Mindfulness and Reflection

Mindfulness involves being fully present in the moment. This practice can include techniques such as meditation, deep breathing, or journaling.

  • Meditation: Setting aside a few minutes each day for meditation helps clarify thoughts and reduces anxiety. Apps or guided sessions can provide structure for beginners.
  • Deep Breathing: Simple breathing exercises can ground individuals when feeling overwhelmed. Inhale deeply through the nose and exhale through the mouth, repeating for five minutes.
  • Journaling: Writing down thoughts can offer clarity and release tension. Keeping a gratitude journal can shift focus toward positive experiences.

Website and Apps

Recommended by Mast Cell Action

Breathworks – Offer mindfulness and compassion training including courses, products and teacher training to aid people living with pain, illness and stress.  

Headroom – Is a mental health toolkit provided by the BBC. 

Mindful – Is a website that contains a library of guided menditations which focus on different aspects such as sleep, movement, anxiety and more. 

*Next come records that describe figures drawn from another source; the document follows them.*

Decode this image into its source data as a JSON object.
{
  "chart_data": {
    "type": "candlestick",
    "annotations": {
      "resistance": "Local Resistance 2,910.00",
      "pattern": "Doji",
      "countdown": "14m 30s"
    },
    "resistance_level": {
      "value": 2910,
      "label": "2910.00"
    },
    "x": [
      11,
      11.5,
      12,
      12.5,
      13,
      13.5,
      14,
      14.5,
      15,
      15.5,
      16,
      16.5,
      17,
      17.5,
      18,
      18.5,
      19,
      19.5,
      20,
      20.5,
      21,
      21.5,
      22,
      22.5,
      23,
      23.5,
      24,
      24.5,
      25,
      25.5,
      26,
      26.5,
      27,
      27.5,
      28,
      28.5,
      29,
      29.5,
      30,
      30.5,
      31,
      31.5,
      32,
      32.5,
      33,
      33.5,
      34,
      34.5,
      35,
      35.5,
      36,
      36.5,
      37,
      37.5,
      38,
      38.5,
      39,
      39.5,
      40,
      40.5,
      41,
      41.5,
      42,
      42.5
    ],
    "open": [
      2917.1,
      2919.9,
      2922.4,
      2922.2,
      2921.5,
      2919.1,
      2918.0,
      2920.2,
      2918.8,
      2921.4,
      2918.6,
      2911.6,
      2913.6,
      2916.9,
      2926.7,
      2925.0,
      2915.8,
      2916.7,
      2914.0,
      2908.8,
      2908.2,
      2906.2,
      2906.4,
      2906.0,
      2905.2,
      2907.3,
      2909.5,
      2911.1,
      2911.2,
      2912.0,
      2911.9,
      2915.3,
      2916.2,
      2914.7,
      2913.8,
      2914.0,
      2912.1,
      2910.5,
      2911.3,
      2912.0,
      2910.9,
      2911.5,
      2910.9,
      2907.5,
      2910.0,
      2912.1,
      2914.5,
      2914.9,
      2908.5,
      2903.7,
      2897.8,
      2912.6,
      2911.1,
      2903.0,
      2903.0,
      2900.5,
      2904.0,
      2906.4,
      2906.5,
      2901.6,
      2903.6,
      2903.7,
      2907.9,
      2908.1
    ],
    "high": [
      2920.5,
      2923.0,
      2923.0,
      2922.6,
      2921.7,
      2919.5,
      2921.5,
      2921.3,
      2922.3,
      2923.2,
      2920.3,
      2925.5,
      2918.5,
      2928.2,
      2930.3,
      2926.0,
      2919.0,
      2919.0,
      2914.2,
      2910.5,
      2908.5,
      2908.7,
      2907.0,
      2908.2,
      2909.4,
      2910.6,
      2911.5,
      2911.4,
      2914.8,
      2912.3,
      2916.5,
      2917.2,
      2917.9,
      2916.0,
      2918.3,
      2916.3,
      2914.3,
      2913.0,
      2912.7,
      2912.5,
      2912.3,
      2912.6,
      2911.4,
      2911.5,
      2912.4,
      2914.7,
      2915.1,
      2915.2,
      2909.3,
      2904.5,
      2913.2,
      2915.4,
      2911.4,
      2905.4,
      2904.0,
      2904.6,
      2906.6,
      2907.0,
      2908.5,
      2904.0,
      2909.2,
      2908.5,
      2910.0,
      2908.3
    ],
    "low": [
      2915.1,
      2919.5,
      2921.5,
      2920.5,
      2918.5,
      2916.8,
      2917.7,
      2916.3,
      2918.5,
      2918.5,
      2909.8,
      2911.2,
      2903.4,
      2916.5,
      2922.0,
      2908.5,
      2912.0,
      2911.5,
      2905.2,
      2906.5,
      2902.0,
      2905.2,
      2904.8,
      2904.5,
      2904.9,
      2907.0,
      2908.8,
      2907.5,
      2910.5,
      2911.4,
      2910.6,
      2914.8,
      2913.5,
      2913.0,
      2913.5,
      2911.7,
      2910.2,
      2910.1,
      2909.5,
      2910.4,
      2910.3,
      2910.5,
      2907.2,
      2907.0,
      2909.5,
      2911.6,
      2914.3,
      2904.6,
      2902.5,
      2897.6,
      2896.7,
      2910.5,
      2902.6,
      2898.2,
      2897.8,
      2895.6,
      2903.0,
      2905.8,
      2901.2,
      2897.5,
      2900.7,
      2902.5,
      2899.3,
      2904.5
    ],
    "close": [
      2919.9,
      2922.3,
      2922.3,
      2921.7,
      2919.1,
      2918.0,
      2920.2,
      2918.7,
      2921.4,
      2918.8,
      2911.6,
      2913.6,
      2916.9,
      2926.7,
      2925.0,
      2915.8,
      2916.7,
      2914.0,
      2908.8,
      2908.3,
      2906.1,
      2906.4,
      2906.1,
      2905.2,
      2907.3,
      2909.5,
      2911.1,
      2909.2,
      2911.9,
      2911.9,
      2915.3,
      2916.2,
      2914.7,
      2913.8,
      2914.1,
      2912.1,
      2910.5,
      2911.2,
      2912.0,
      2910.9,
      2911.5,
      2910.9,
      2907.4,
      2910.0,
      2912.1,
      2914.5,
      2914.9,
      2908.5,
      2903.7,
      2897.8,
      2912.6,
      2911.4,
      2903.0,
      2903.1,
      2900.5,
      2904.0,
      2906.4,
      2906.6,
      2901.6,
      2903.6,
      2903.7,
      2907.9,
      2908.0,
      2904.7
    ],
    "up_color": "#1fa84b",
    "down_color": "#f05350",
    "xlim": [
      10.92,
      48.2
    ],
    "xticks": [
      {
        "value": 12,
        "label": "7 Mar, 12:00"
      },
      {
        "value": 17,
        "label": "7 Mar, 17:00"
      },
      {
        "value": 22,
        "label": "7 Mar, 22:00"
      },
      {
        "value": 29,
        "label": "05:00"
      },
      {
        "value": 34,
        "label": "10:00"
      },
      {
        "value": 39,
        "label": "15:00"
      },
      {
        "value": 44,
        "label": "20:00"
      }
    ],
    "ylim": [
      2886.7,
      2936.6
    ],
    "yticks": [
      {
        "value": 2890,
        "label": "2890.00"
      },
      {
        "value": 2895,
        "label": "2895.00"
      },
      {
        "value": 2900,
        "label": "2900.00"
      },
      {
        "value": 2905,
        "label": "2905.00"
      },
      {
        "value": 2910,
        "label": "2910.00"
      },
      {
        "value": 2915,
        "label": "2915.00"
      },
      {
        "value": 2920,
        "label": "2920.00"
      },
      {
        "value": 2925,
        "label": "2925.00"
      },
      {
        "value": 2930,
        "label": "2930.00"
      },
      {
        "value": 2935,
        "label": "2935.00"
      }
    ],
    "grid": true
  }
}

Mindfulness Exercises – free guided meditations and mindfulness talks, that can be downloaded.

Headspace – An app that uses science-backed meditation and mindfulness tools, to help create life-changing habits to support your mental health and find a healthier, happier you.

Smile – An app that has been designed for people managing long-term health conditions. They cover the topics that other mental health apps don’t, such as accepting a diagnosis, coping with waiting times, or caring for someone.